« Cette collection s’inspire de l’anatomie féminine, de la reine Elizabeth I, de la rose rouge sang et de Magdalena Abakanowicz, une artiste transgressive et puissante qui a refusé de compromettre sa vision. Ce défilé est dédié à Lee Alexander McQueen, dont le souhait a toujours été de donner du pouvoir aux femmes, ainsi qu’à la passion, au talent et à la fidélité de mon équipe », a sobrement écrit dans sa note d’intention du défilé Alexander McQueen printemps-été 2024, la directrice artistique Sarah Burton. Après 26 ans au sein de la maison, voilà qu’elle la quitte, sans pour autant en avoir donné les raisons. C’est le samedi 30 septembre 2023, au Carreau du Temple décoré des sculptures textiles vulvaires de l’artiste polonaise Magdalena Abakanowicz, qu’a donc eu lieu ce chant de cygne de la créatrice en forme d’ode à la féminité, tant célébrée par le fondateur de la maison qu’elle a remplacé suite à son décès en 2010.
Le défilé Alexander McQueen printemps-été 2024 était le dernier de Sarah Burton pour la maison
Comme toujours pour un défilé, la première silhouette doit donner le ton de toute la collection, et c’est Kaia Gerber (fille de Cindy Crawford) qui l’a incarné dans une petite robe noire à la coupe sablier, découpée à la verticale le long de la poitrine et des épaules, comme si elle venait d’être lacérée. Des baleines la corsettent, tandis qu’un laçage rouge sang la structure tout le long de la colonne vertébrale dans le dos.
Suivent d’autres passages qui reprennent des thèmes chers à la maison, et même des pièces déjà abordées par le passé, présentées cette fois dans une version encore plus radicale. Ici, des bustiers en cuir rigide et à basques, sur des jupes tout en franges horizontales (le 2e passage, couleur or, pouvait évoquer de la bile) qui dévoilent les jambes par leurs interstices. Là, des tailleurs-pantalons noirs à la coupe chirurgicale, ornée de fils qui forment une traînée rouge sang se terminant par des franges le long d’une manche et de la jambe (look 3).

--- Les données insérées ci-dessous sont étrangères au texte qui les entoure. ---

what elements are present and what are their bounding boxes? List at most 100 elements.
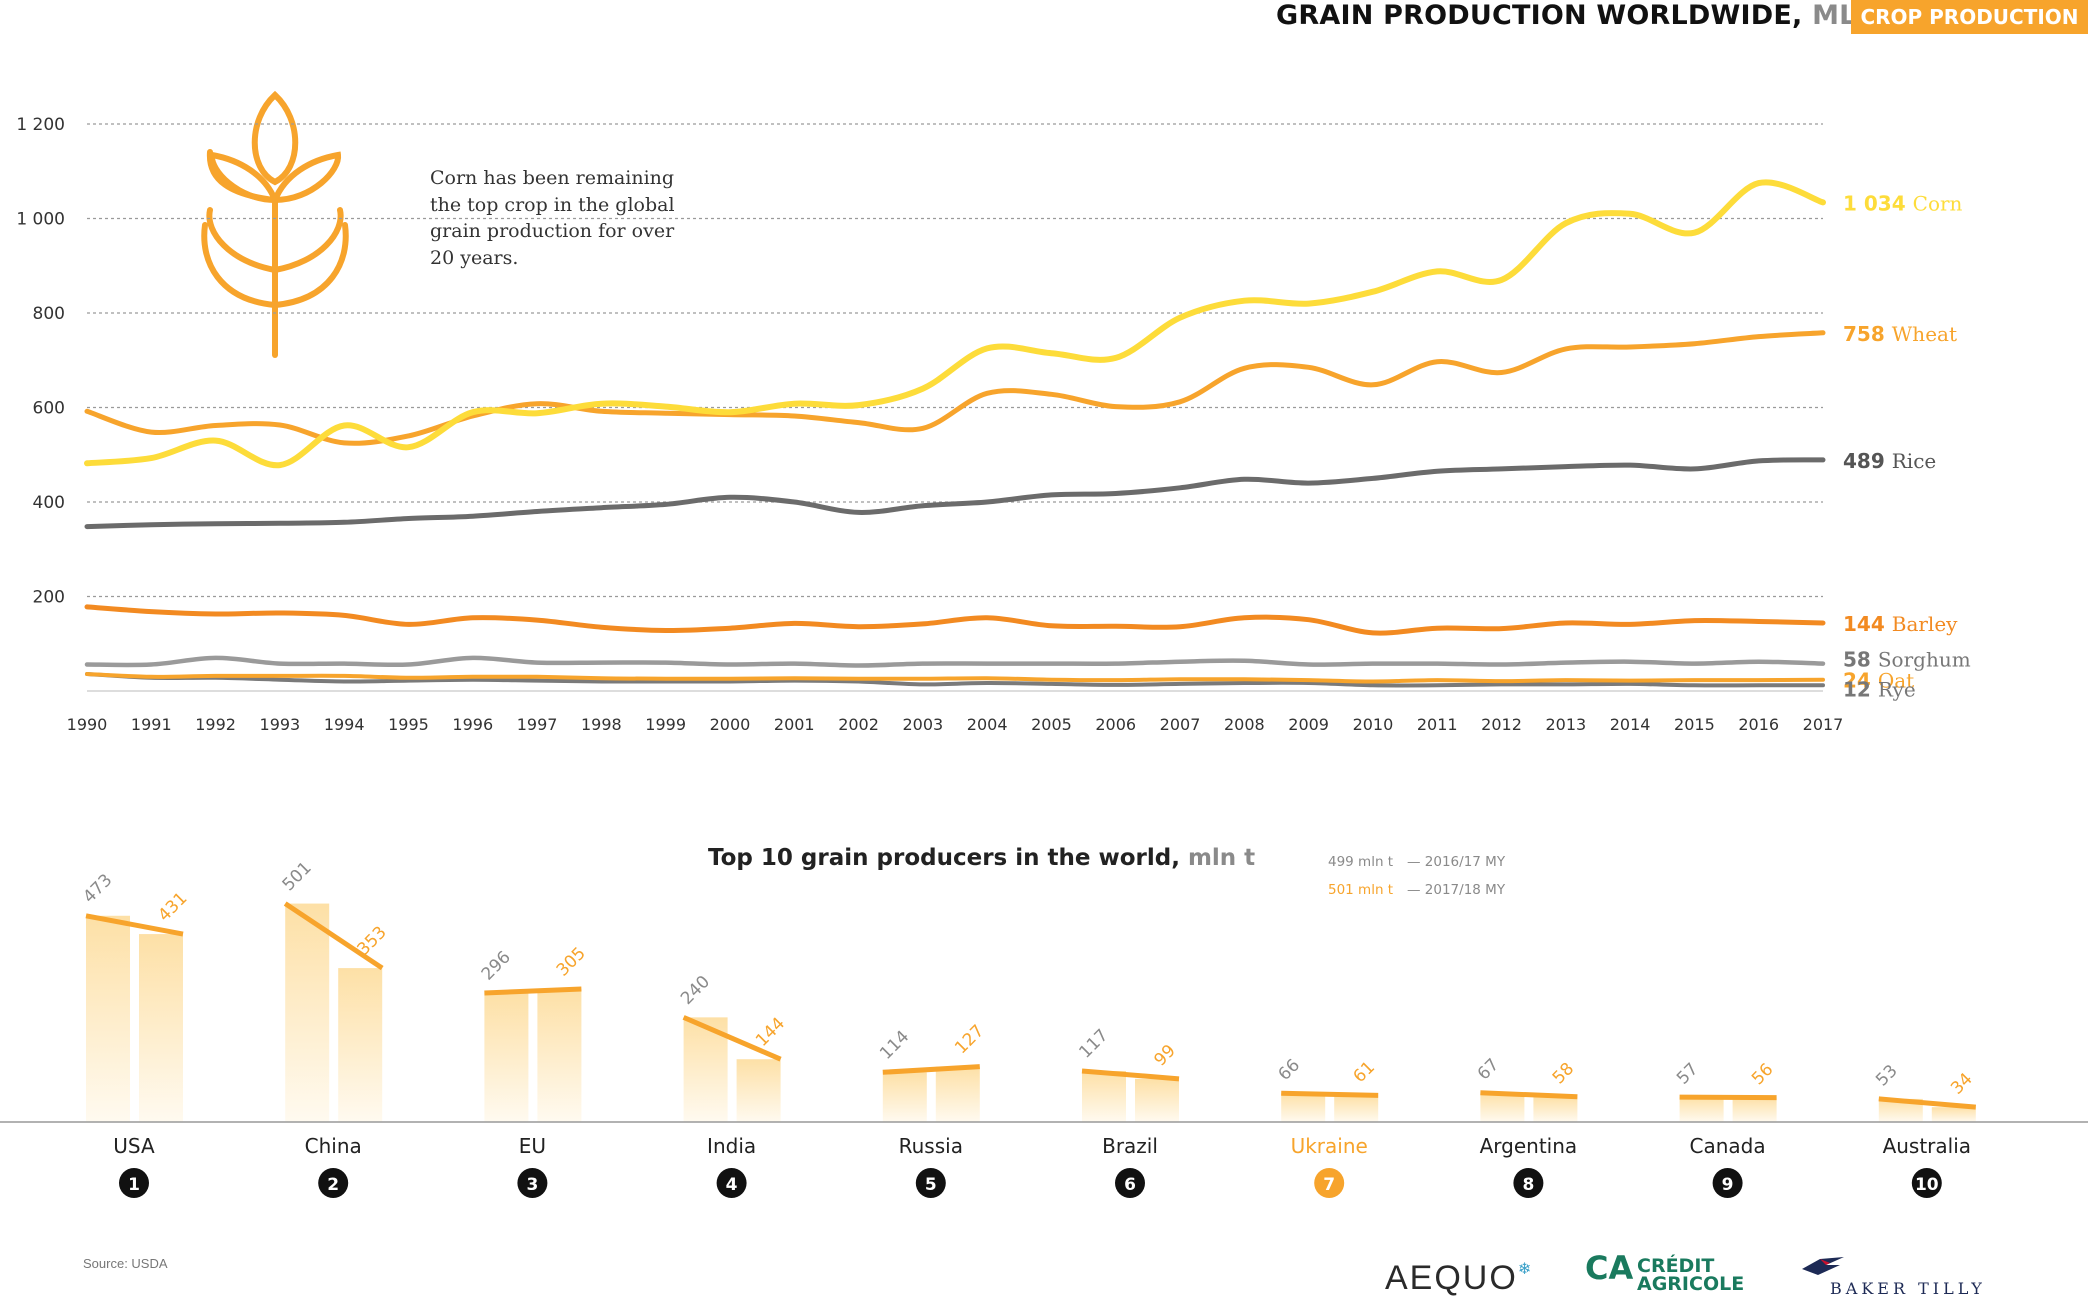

Un hommage viscéral de Sarah Burton pour Lee Alexander McQueen et les femmes
Une variation autour de la rose, emblème britannique, tantôt s’imprime sur une robe ou un costume sanguinolent (7, 17, 19, 33, et 41), tantôt se matérialise par des pétales surdimensionnées placées verticalement de manière à créer des robes-vulves sublimées par le mouvement de la démarche (40 et 42). Deux passages (22 et 23) relevaient de prouesses de maille blanche formant une sorte d’exosquelette fleuri, douillet et fascinant (22 et 23). Le 37e look ressemblait au premier, sauf que le décolleté vertical s’ornait cette fois de broderies dorées, comme si cette plaie saignait de l’or, rappelant la pratique du kintsugi (méthode japonaise de réparation des porcelaines ou céramiques brisées au moyen de laque saupoudrée de poudre d’or, symbolisant la résilience), ou des représentations religieuses. Enfin, la supermodèle Naomi Campbell, aussi proche du défunt fondateur que de celle qui lui a succédé, Sarah Burton, a clôturé le défilé dans ce désormais fameux bustier à basques sur une jupe à franges horizontales, cette fois complètement argenté.
C’est donc un hommage tout en or, argent, et évocations viscérales qu’a rendu Sarah Burton à Lee Alexander McQueen mais aussi aux femmes pour son tout dernier défilé à la tête de la maison qui appartient au groupe Kering. Nul ne sait où la créatrice britannique ira, encore moins qui la remplacera. À noter que si un homme la remplace, alors tous les postes de direction artistique du conglomérat de luxe seraient occupés par des hommes. De quoi rendre cette ode à la féminité encore plus significative.